Stigma Over HIV Testing Gradually Abates

By Beacon Staff

When Rebecca Metteer took over as the Flathead City-County Health Department’s HIV services coordinator six months ago, she became immediately aware of the tricky relationship between Montanans and AIDS prevention.

“You know what Montana’s like as far as being very independent,” Metteer said, “and not willing to talk about things and not willing to get care, and if they do get care they think, ‘Are people going to know about them?’”

But in those six months, Metteer said she has seen a steady increase in the number of people getting tested for the virus in Flathead County, which is both encouraging and timely because on Dec. 1, World AIDS Day, Flathead joined a statewide effort called the “I Know Montana” campaign to increase HIV testing awareness. The effort is an extension of the successful “I Know Missoula” campaign and extends from Libby to Glendive. As part of Flathead’s campaign, Metteer said she and Linda Bodick, the health department’s HIV and STD intervention specialist, will go to local high schools and discuss the importance and process of getting tested; work with the violence-free crisis line; do presentations and provide information at Flathead Valley Community College; and talk at alternative schools like LASER.

The campaign, which ends on Valentine’s Day but implements permanent programs, is designed to create open discussion of HIV and encourage testing, which is simple, anonymous and free, Metteer said. All it takes is a cotton swab in the mouth or a pinprick on the finger and 20 minutes later you have the results. Last year, the Center for Disease Control and Prevention issued new guidelines recommending that everybody between the ages of 13 and 64 be tested as part of the routine medical exams.

“Everybody should know their HIV status,” Metteer said.

“It’s that one that doesn’t know they’re infected,” she added, “that’s infecting everybody else.”

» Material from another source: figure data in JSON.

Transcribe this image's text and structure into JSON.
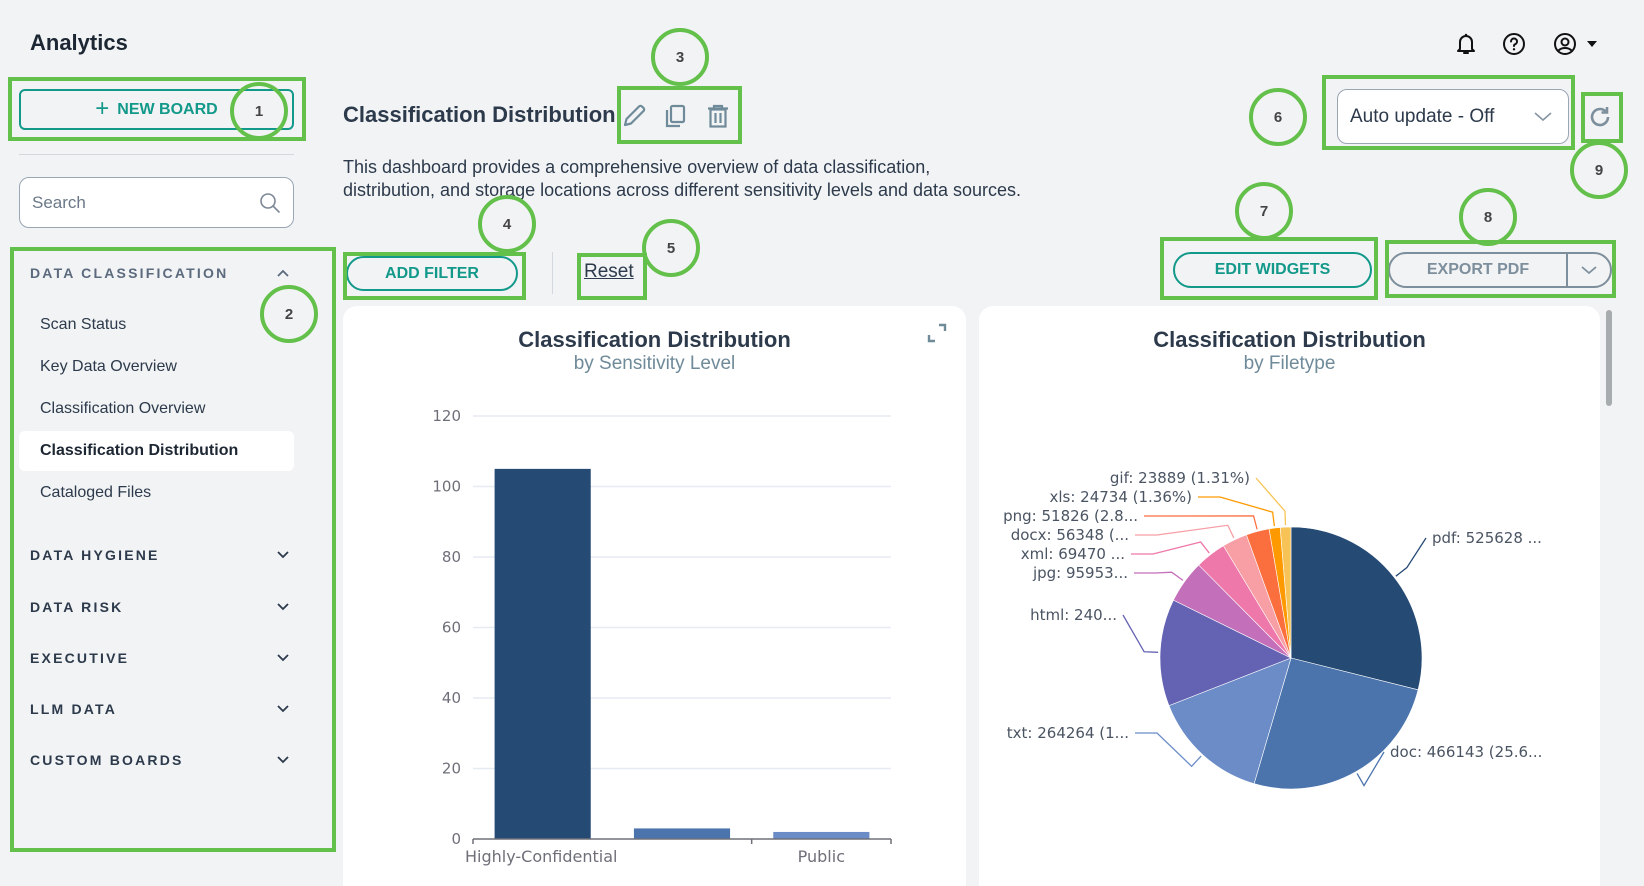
{
  "app": {
    "title": "Analytics"
  },
  "topbar": {
    "icons": [
      "bell-icon",
      "help-icon",
      "user-account-icon",
      "caret-down-icon"
    ]
  },
  "sidebar": {
    "new_board_label": "NEW BOARD",
    "search_placeholder": "Search",
    "sections": [
      {
        "label": "DATA CLASSIFICATION",
        "expanded": true,
        "items": [
          {
            "label": "Scan Status",
            "active": false
          },
          {
            "label": "Key Data Overview",
            "active": false
          },
          {
            "label": "Classification Overview",
            "active": false
          },
          {
            "label": "Classification Distribution",
            "active": true
          },
          {
            "label": "Cataloged Files",
            "active": false
          }
        ]
      },
      {
        "label": "DATA HYGIENE",
        "expanded": false
      },
      {
        "label": "DATA RISK",
        "expanded": false
      },
      {
        "label": "EXECUTIVE",
        "expanded": false
      },
      {
        "label": "LLM DATA",
        "expanded": false
      },
      {
        "label": "CUSTOM BOARDS",
        "expanded": false
      }
    ]
  },
  "header": {
    "title": "Classification Distribution",
    "description": "This dashboard provides a comprehensive overview of data classification, distribution, and storage locations across different sensitivity levels and data sources.",
    "add_filter_label": "ADD FILTER",
    "reset_label": "Reset",
    "auto_update_value": "Auto update - Off",
    "edit_widgets_label": "EDIT WIDGETS",
    "export_pdf_label": "EXPORT PDF"
  },
  "annotations": [
    "1",
    "2",
    "3",
    "4",
    "5",
    "6",
    "7",
    "8",
    "9"
  ],
  "colors": {
    "accent": "#12998a",
    "annotation": "#63c04a",
    "bar_dark": "#254a74",
    "export_gray": "#7d8f9c"
  },
  "chart_data": [
    {
      "type": "bar",
      "title": "Classification Distribution",
      "subtitle": "by Sensitivity Level",
      "categories": [
        "Highly-Confidential",
        "",
        "Public"
      ],
      "values": [
        105,
        3,
        2
      ],
      "bar_colors": [
        "#254a74",
        "#4b74ad",
        "#6b8cc7"
      ],
      "ylim": [
        0,
        120
      ],
      "yticks": [
        0,
        20,
        40,
        60,
        80,
        100,
        120
      ],
      "xlabel": "",
      "ylabel": "",
      "grid": true
    },
    {
      "type": "pie",
      "title": "Classification Distribution",
      "subtitle": "by Filetype",
      "slices": [
        {
          "name": "pdf",
          "value": 525628,
          "label": "pdf: 525628 ...",
          "color": "#254a74"
        },
        {
          "name": "doc",
          "value": 466143,
          "label": "doc: 466143 (25.6...",
          "color": "#4b74ad"
        },
        {
          "name": "txt",
          "value": 264264,
          "label": "txt: 264264 (1...",
          "color": "#6b8cc7"
        },
        {
          "name": "html",
          "value": 240000,
          "label": "html: 240...",
          "color": "#6463b3"
        },
        {
          "name": "jpg",
          "value": 95953,
          "label": "jpg: 95953...",
          "color": "#c46fb9"
        },
        {
          "name": "xml",
          "value": 69470,
          "label": "xml: 69470 ...",
          "color": "#ee78a9"
        },
        {
          "name": "docx",
          "value": 56348,
          "label": "docx: 56348 (...",
          "color": "#f79fa5"
        },
        {
          "name": "png",
          "value": 51826,
          "label": "png: 51826 (2.8...",
          "color": "#fb6f3f"
        },
        {
          "name": "xls",
          "value": 24734,
          "label": "xls: 24734 (1.36%)",
          "color": "#fe9a00"
        },
        {
          "name": "gif",
          "value": 23889,
          "label": "gif: 23889 (1.31%)",
          "color": "#f7c356"
        }
      ]
    }
  ]
}
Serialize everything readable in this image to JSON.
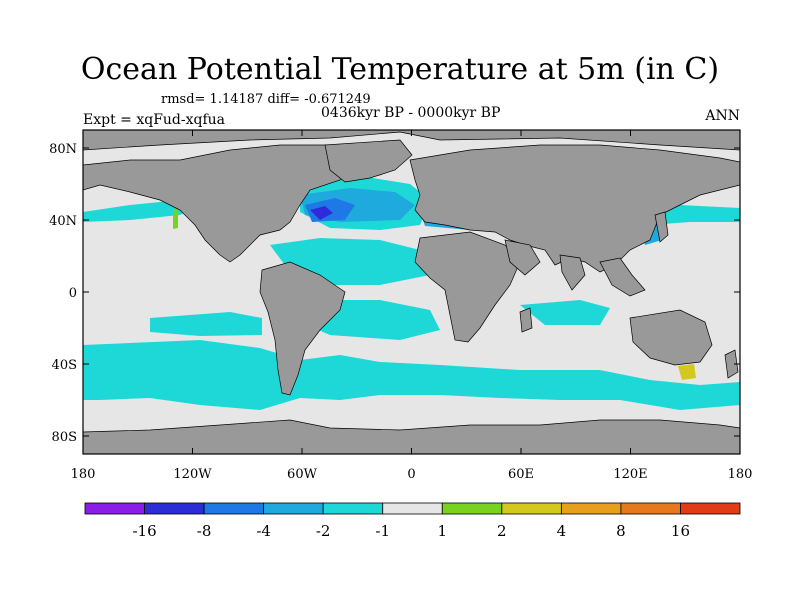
{
  "title": "Ocean Potential Temperature at 5m (in C)",
  "stats": "rmsd= 1.14187 diff= -0.671249",
  "period": "0436kyr BP - 0000kyr BP",
  "experiment": "Expt = xqFud-xqfua",
  "season": "ANN",
  "lat_ticks": [
    "80N",
    "40N",
    "0",
    "40S",
    "80S"
  ],
  "lon_ticks": [
    "180",
    "120W",
    "60W",
    "0",
    "60E",
    "120E",
    "180"
  ],
  "colorbar": {
    "labels": [
      "-16",
      "-8",
      "-4",
      "-2",
      "-1",
      "1",
      "2",
      "4",
      "8",
      "16"
    ],
    "colors": [
      "#8a1ee6",
      "#2d2dd8",
      "#1e78e6",
      "#1eaadc",
      "#1ed8d8",
      "#e6e6e6",
      "#78d21e",
      "#d2c81e",
      "#e6a01e",
      "#e6781e",
      "#e13c14"
    ]
  },
  "colors": {
    "land": "#999999",
    "ocean_neutral": "#e6e6e6",
    "cool_minus1": "#1ed8d8",
    "cool_minus2": "#1eaadc",
    "cool_minus4": "#1e78e6",
    "cool_minus8": "#2d2dd8",
    "warm_1": "#78d21e",
    "warm_2": "#d2c81e"
  }
}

HIV testing presents difficulties anywhere because of the stigma attached to the virus. Montanans, however, are especially complicated, Metteer said, not only because of their independence, but also because of the fear of gossip that permeates through small communities. But Metteer said she is seeing improvements in the Flathead in both the number of people getting tested and the willingness to openly discuss the issue.

“I think that people are really beginning to open up and be aware,” Metteer said. “People are also getting more open to getting tested. They’re seeing it now as part of taking care of their health instead of seeing it as this weird, uncomfortable, embarrassing thing.”

Wendy Doely, the health department’s reproductive health services director, said the number of Montanans overall getting tested for HIV has dropped in the last two years. A major reason, she said, is that AIDS isn’t as prominent in daily headlines as it once was and this creates problems. Just because the headlines have dissipated, she said, doesn’t mean the problem has.

“I think there is a fairly significant amount of apathy around the issue of HIV anymore,” Doely said. “The more we put it out there and say this is an issue…I think that’s going to help increase people’s access and awareness.”

Official estimates of reported HIV-positive individuals in the Flathead range from 11 to 50 – Metteer counsels 30 at the health department. As of June, Montana as a whole had 488 individuals – 408 were men – officially living with the HIV virus. Missoula and Yellowstone counties had the highest amounts, with estimates ranging between 101 and 220. There are a couple of main reasons for the large discrepancies in the estimates, Metteer said. One, she said, is studies show that one in four people who have HIV don’t know it because they haven’t been tested, a statistic the “I Know Montana” campaign seeks to improve. Another reason is that some people who feel uncomfortable getting tested here travel to places like Spokane for testing and therefore don’t figure into the statistics.

Doely said some people feel uneasy going to an official agency like the health department. For them, she said, there is Curtis Workman. Workman is an employee of Montana Targeted Prevention (MTAP) and does not work for the county, but provides free anonymous testing and counseling.

“I just think it’s good that people know about other alternatives,” Doely said. “We don’t care where they get tested.”